ソフト/クワイエット(2022)
監督:ベス・デ・アラウージョ
出演:ステファニー・エステス、オリビア・ルッカーディ、エレノア・ピエンタetc
評価:50点
おはようございます、チェ・ブンブンです。
第76回 ベルリン国際映画祭コンペティションにベス・デ・アラウージョの『Josephine』が選出されたので、過去作の『ソフト/クワイエット』を観た。
『ソフト/クワイエット』あらすじ
マイノリティへの偏見を持つ白人女性たちがあるトラブルをきっかけに取り返しのつかない事態に陥っていく様子を全編ワンショット&リアルタイム進行で描いたクライムスリラー。
郊外の幼稚園に勤めるエミリーは、「アーリア人団結をめざす娘たち」という白人至上主義グループを結成する。教会の談話室で開かれた初会合には、多文化主義や多様性を重んじる現代の風潮に不満を抱える6人の女性が集まる。日頃の鬱憤や過激な思想を共有して盛りあがった彼女たちは2次会のためエミリーの家へ向かうが、その途中に立ち寄った食料品店でアジア系の姉妹と口論になってしまう。腹を立てたエミリーたちは、悪戯半分で姉妹の家を荒らしに行くが……。

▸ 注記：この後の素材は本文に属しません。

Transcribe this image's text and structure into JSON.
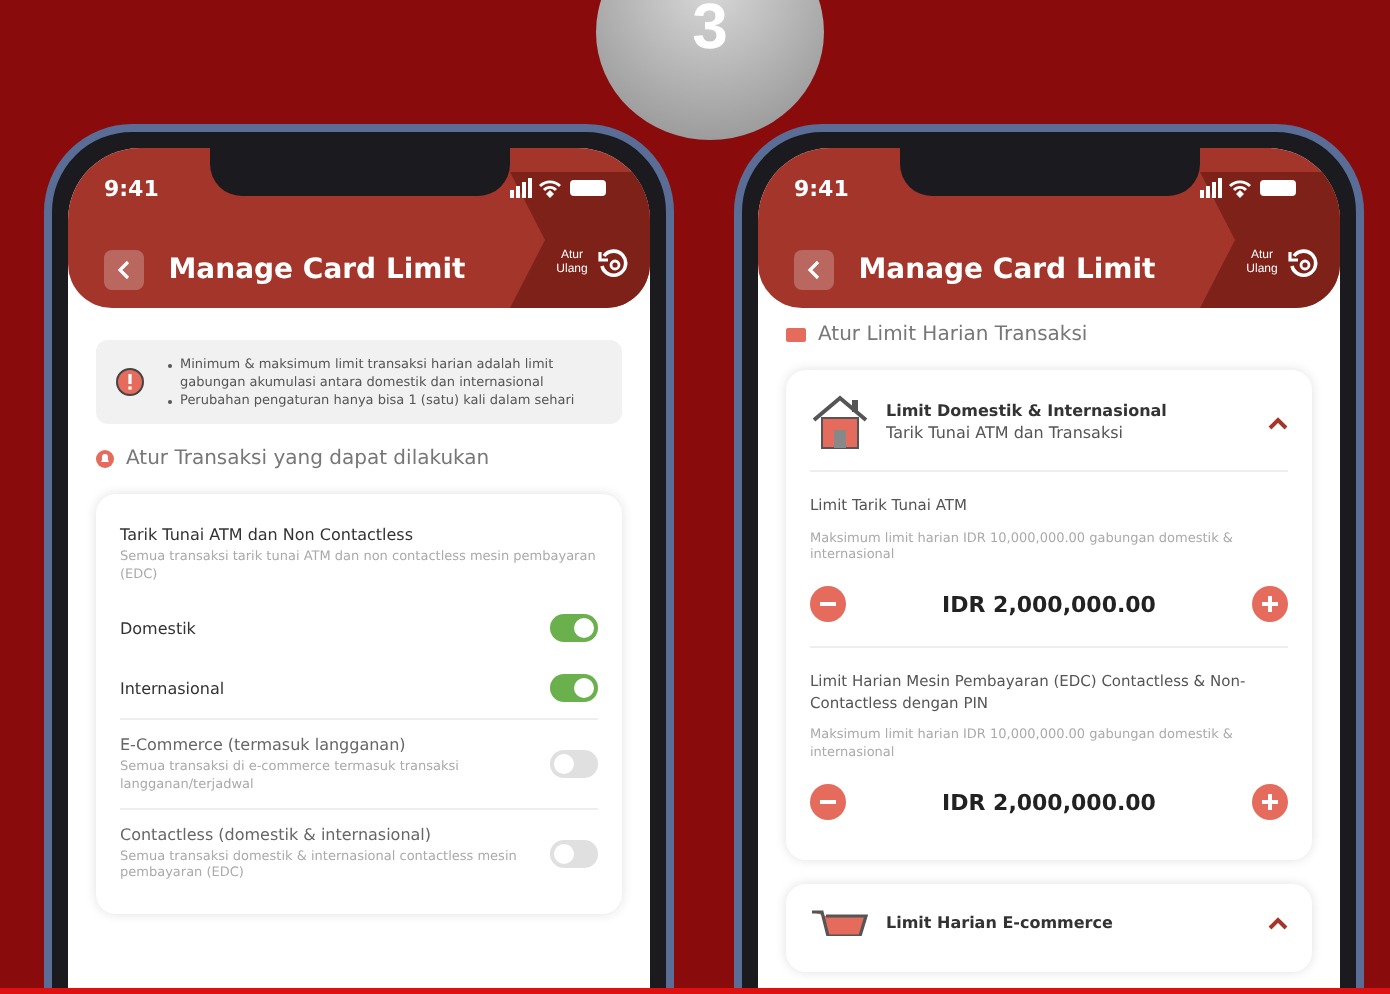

「ゲット・アウト」のジェイソン・ブラムが製作総指揮を手がけ、これが長編デビュー作となるベス・デ・アラウージョがオリジナル脚本・監督を務めた。
ワンショットありきに疑問
本作は人種差別的発想を持つ人たちが群となり、やがてヘイトクライムへ発展していく様を全編ワンショットで描いている。集会が開催され、そこで波のように感情が荒ぶる瞬間が現出する。それを止めたり、ドン引きする者が現れるが、段々と制御が外れていき、やがては見せに現れたアジア系女性の家に押しかけ暴力を振るう。
たしかに、こうした事件は予兆こそあれども臨界点を超えるまではあくまで予兆にすぎない。その嫌な間延びした空気感を出すためのワンショットであることはわかる。しかし、映画を観ると誤魔化すようにカメラを上に向ける場面があり、ワンショットの技術力を見せびらかして賞賛を得ようとしている感が否めない。同じワンショット映画である『ヴィクトリア』はワンショットでどこまで行けるのか、すべてが終わった際の世界の見え方の変容が練り込まれており、ワンショットである意味を見出せたのだが、本作にはそれがないため鼻につくものがある。
また、映画が始まった当初から差別意識全開だったりする。無論、誰しも心に差別意識は飼っており、他者とのかかわりの中でそれをコントロールするのが人間である。だが、なぜその発想にいきついたかのプロセスがなく、ただ事件当日を描いているため、人間性に問題がある者の犯行レベルの話となっている。要は誰しもそうなりかねない現代といった普遍性に乏しいのだ。そして、終盤は露悪的な暴力が際限なくエスカレーションしていくだけなので悪い意味でストレスフルな作品であった。